Jihoon menggantungkan kalimatnya, meloloskan isakannya, Zitao mengusap pelan pipi Jihoon, sedangkan Yifan terus memandangi kearah menantu satu-satunya itu, ah.. mantan menantunya.

Jihoon pun melanjutkan kalimatnya, setelah ia menghentikan isakannya.

"Dan.." Jihoon mengusap kasar air matanya, "Dan aku juga tidak pernah menyesal.." Jihoon mengigit bibirnya kuat, "Aku tidak pernah menyesal mencintainya sampai saat ini.."

•°•°•°•°•

"Jihoon.."

Guanlin meraba sisi kosong pada ranjangnya, kemudian sepasang matanya membelalak dan ia mendudukkan dirinya. Ia baru saja tersadar dari tidurnya, dan barusan ia memanggil Jihoon?

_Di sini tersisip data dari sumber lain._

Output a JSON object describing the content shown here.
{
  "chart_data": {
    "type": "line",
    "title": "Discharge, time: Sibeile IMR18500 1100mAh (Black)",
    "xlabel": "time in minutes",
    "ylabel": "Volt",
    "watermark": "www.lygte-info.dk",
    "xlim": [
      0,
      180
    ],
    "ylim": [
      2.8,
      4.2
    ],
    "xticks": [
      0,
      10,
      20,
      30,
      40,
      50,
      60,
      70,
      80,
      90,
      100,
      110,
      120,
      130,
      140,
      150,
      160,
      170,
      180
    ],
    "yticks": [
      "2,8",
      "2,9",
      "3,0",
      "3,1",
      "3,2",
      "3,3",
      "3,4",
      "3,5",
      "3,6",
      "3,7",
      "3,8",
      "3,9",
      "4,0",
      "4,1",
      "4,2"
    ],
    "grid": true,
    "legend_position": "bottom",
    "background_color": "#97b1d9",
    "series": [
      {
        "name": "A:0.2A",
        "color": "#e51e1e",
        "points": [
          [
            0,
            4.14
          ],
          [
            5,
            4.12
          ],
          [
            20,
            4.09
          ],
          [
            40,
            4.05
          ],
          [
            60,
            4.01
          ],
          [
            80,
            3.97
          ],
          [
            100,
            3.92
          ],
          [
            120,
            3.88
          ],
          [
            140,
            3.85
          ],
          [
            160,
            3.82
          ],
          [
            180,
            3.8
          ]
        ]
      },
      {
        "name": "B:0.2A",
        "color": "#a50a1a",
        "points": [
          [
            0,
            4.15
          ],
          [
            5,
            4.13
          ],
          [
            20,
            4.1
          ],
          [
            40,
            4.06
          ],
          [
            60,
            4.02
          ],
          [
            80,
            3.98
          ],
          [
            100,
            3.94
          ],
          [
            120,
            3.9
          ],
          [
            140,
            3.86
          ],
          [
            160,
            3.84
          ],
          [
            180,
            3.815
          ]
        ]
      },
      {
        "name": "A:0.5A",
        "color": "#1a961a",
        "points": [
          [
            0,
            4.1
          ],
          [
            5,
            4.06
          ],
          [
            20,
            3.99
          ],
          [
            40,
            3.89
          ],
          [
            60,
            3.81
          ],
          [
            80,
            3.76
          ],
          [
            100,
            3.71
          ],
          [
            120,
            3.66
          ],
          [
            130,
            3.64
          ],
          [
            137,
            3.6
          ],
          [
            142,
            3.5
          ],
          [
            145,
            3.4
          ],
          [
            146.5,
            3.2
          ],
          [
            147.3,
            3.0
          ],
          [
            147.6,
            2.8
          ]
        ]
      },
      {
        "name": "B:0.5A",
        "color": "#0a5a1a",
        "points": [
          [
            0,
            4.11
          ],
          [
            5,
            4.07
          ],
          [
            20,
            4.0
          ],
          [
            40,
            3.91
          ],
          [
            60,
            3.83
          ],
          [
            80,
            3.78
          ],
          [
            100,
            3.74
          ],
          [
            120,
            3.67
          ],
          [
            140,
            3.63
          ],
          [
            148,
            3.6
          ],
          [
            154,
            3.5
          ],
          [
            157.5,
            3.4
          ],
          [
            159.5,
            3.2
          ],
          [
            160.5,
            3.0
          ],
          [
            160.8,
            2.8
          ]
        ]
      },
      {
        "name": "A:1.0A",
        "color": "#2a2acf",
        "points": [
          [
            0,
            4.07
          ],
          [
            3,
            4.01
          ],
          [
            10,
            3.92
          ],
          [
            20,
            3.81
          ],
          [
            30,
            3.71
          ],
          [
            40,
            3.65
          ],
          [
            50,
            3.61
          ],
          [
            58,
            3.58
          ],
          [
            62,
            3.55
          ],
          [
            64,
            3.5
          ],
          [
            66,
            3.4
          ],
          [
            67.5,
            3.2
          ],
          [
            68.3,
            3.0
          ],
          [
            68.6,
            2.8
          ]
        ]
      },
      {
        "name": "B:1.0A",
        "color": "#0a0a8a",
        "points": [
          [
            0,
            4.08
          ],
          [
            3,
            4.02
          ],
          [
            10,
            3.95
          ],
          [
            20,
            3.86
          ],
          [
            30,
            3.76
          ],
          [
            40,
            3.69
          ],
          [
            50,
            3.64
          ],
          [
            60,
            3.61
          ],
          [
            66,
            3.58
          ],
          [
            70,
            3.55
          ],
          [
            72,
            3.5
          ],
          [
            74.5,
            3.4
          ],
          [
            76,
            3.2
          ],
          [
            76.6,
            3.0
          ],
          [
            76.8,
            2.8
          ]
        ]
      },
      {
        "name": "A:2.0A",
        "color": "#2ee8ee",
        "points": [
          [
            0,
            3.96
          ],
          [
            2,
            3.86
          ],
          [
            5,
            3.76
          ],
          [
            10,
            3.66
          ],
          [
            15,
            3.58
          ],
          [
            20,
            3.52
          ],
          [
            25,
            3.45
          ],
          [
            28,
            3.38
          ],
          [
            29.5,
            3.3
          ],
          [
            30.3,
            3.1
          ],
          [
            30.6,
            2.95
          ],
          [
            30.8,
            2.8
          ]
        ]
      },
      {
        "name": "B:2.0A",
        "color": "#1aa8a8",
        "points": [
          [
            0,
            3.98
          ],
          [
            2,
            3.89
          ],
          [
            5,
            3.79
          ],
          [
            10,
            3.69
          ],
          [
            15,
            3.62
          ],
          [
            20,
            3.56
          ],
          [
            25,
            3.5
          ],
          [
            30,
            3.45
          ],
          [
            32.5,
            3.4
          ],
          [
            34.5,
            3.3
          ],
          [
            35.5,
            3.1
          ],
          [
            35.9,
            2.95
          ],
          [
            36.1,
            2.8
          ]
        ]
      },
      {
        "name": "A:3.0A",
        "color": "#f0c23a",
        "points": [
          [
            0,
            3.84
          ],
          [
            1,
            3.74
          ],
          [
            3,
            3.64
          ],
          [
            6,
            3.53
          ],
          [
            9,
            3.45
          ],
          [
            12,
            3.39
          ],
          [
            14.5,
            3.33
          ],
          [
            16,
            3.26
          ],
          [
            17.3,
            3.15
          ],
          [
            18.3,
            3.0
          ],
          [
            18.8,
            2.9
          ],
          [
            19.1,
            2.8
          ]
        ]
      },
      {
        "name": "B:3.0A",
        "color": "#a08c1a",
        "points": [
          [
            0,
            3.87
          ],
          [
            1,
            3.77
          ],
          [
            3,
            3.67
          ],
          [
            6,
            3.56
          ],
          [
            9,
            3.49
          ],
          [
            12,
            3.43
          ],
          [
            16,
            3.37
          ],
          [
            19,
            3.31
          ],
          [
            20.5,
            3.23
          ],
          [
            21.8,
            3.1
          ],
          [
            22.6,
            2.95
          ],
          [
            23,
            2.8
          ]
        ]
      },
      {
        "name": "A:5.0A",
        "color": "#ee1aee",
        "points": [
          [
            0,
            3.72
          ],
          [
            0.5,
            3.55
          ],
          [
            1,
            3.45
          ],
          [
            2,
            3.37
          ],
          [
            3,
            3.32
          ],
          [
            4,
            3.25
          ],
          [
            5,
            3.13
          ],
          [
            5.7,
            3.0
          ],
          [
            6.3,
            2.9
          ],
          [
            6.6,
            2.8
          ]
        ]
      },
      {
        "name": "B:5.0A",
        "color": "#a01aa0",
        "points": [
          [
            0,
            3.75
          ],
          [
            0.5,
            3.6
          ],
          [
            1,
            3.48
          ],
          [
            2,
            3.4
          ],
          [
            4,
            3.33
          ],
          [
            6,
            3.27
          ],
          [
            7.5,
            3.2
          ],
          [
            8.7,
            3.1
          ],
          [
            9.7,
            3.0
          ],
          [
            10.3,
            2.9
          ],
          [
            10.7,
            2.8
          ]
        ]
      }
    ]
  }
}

Guanlin meremas kuat rambutnya kemudian mengusapnya dengan kasar, ia menepis selimutnya dan melirik kearah jam dinding yang menunjukkan pukul delapan pagi. Ia harus bersiap-siap sekarang juga karena pukul sepuluh nanti pesawatnya akan segera take off menuju Prancis.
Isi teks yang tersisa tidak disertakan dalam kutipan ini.